Learn about different battery systems, explore future trends and discover which chemistries are most promising.
According to The Freedonia
Group, a Cleveland-based industry research firm, the world demand for primary
and secondary batteries is forecasted to grow by 7.7 percent annually,
amounting to US$120 billion in 2019. The real growth lies in secondary
(rechargeable) batteries and according to Frost & Sullivan, secondary
batteries account for 76.4 percent of the global market, a number that is
expected to increase to 82.6 percent in 2015. The demand is driven by mobile
phones and tablets. Earlier estimations over-estimated the demand for electric
vehicles and the figures have since been adjusted downwards.
In 2009, primary batteries made up 23.6 percent of the global market and Frost & Sullivan predicted a 7.4 percent decline by 2015. Non-rechargeable batteries are used in watches, electronic keys, remote controls, toys, flashlights, beacons, and military devices in combat.
An Overview of Battery Types
Batteries are classified by
chemistry, and the most common are lithium-, lead-, and nickel-based systems.
Figure 1 illustrates the distribution of these chemistries. At a 37 percent
revenue share, Li-ion is the battery of choice for portable devices and the
electric powertrain. There are no other systems that threaten its dominance
Figure 1: Revenue contributions by different battery chemistries
20% Lead acid, starter battery
15% Alkaline, primary
8% Lead acid, stationary
6% Zinc-carbon, primary
5% Lead acid, deep-cycle
3% Lithium, primary
1% Other Source: Frost & Sullivan (2009)
Lead acid stands its ground as being a robust and economical power source for bulk use. Even though Li-ion is making inroads into the lead acid market, the demand for lead acid batteries is still growing. The applications are divided into starter batteries for automotive, also known as SLI (20%), stationary batteries for power backup (8%), and deep-cycle batteries for wheeled mobility (5%) such as golf cars, wheelchairs and scissor lifts.

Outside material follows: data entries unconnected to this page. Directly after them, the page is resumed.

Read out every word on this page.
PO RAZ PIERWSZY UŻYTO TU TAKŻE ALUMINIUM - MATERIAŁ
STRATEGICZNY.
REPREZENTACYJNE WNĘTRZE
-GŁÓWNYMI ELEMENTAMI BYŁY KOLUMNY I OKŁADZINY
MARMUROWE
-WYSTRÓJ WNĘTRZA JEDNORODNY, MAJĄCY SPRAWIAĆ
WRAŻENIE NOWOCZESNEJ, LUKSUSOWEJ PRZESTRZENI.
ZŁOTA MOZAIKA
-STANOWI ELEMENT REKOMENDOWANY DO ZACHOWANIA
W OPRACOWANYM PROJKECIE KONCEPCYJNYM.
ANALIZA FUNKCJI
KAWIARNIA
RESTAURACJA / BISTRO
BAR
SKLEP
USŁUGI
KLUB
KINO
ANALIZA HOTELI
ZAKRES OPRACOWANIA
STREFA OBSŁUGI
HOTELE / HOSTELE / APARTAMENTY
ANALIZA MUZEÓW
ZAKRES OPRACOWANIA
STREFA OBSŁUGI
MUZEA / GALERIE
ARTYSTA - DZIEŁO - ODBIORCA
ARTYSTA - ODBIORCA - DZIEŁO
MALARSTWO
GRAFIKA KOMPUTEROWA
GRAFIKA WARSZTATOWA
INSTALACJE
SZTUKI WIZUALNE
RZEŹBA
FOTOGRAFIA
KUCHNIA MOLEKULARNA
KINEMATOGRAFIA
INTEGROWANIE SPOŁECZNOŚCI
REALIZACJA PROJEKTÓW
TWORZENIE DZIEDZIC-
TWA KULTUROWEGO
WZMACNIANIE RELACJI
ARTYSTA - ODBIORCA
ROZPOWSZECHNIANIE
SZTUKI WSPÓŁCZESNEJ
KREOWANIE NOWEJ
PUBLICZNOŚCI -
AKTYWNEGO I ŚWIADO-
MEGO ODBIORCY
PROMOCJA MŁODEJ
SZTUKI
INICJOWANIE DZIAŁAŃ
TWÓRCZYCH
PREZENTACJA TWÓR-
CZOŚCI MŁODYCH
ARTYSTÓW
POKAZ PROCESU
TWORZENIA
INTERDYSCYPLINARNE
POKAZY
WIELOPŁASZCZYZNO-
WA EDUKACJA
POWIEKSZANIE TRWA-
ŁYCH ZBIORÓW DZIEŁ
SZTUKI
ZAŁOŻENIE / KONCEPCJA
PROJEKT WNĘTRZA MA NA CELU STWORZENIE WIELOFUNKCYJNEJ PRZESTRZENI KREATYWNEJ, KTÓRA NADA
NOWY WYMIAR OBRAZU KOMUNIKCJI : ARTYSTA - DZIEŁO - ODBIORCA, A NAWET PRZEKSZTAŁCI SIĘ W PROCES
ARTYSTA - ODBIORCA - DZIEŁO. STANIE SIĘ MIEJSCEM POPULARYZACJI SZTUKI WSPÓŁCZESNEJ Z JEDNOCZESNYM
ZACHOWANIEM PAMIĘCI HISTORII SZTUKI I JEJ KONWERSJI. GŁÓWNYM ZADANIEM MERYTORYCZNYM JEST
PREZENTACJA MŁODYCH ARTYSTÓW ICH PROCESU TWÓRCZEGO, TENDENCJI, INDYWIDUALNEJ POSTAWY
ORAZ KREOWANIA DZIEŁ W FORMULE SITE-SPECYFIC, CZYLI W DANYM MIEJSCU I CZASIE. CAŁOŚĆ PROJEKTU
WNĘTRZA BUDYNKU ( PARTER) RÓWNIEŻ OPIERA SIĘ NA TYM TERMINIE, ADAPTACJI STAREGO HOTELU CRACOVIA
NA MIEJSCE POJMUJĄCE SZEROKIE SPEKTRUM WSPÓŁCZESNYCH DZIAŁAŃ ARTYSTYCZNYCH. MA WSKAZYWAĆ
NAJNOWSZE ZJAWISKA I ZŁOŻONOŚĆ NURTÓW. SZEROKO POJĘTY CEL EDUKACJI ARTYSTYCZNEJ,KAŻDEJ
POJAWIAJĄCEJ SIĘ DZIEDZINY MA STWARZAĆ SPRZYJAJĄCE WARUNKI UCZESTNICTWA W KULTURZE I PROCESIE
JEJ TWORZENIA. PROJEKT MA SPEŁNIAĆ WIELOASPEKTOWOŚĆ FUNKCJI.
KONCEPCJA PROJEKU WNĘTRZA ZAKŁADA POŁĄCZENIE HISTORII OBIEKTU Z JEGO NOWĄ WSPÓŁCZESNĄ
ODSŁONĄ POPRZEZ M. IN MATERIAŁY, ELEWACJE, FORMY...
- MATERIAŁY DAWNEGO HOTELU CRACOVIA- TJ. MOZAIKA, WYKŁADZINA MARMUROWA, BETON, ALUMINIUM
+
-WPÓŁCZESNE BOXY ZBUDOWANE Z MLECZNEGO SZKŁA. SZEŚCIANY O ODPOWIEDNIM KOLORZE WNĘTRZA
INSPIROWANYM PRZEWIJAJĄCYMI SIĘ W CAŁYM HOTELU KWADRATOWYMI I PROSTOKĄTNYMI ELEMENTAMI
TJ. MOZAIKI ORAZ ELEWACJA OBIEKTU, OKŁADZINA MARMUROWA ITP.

High specific energy and long storage have made alkaline more popular than the old carbon-zinc, which Georges Leclanché invented in 1868. Nickel-metal-hydride (NiMH) continues to hold an important role as it replaces applications previously served by nickel-cadmium (NiCd). However, at a 3 percent market share and declining, NiMH is becoming a minor player.
An emerging battery usage is the electric powertrain for personal transportation. Battery cost, longevity and environmental issues dictate how quickly the automotive sector will adopt this new propulsion system. Fossil fuel is cheap, convenient and readily available; alternative modes face stiff opposition, especially in North America. Government incentives may be needed, but such intervention distorts the true energy cost, shields underlying problems with fossil fuel and serves select lobby groups with short-term solutions. (See BU-1002: Electric Powertrain, HEV, PEV.)
New markets that further boost battery growth are the electric bicycle and storage systems for renewable energy, from which homeowners, businesses and developing nations are benefiting. Large grid storage batteries collect surplus energy during high activity and bridge the gap when the input is low or when user demand is heavy. (See BU-1001: Batteries in the Industrial Market.)
Advancements in Batteries
Batteries are advancing on two
fronts, reflecting in increased specific energy for longer
runtimes and improved specific power for high-current load
requirements. Improving one characteristic of a battery may not automatically
strengthen the other and there is often a compromise. Figure 2 illustrates the
relationship between specific energy in Wh/kg and specific power in W/kg.
Figure 2: Specific energy and specific power of rechargeable batteries.
Specific energy is the capacity a battery can hold in watt-hours per kilogram (Wh/kg); specific power is the battery’s ability to deliver power in watts per kilogram (W/kg).
The best performing battery in terms of specific energy and specific power is the secondary lithium-metal (Li-metal). An early version was introduced in the 1980s by then Moli Energy, but instability with metallic lithium on the anode prompted a recall in 1991. Solid lithium tends to form metal filaments, or dendrites, that cause short circuits. Further attempts to solve this problem by other companies ended in discontinuing the developments.
The unique qualities of Li-metal are prompting manufacturers to revisit this powerful chemistry. Taming the dendrites and achieving the desired safety standard may be achieved by mixing metallic lithium with tin and silicon. Graphene is also being tried as part of an improved separator. Graphene is a thin layer of pure carbon with a thickness of one atom bonded together in a hexagonal honeycomb. (See BU-309: How does Graphite Work in Li-ion?) Multi-layers separators that prevent the penetration of dendrite have also been tried. New experimental Li-metal batteries achieve 300Wh/kg and the potential is much higher. This is of special interest for the electric vehicle. (See BU-212: Experimental Rechargeable Batteries.)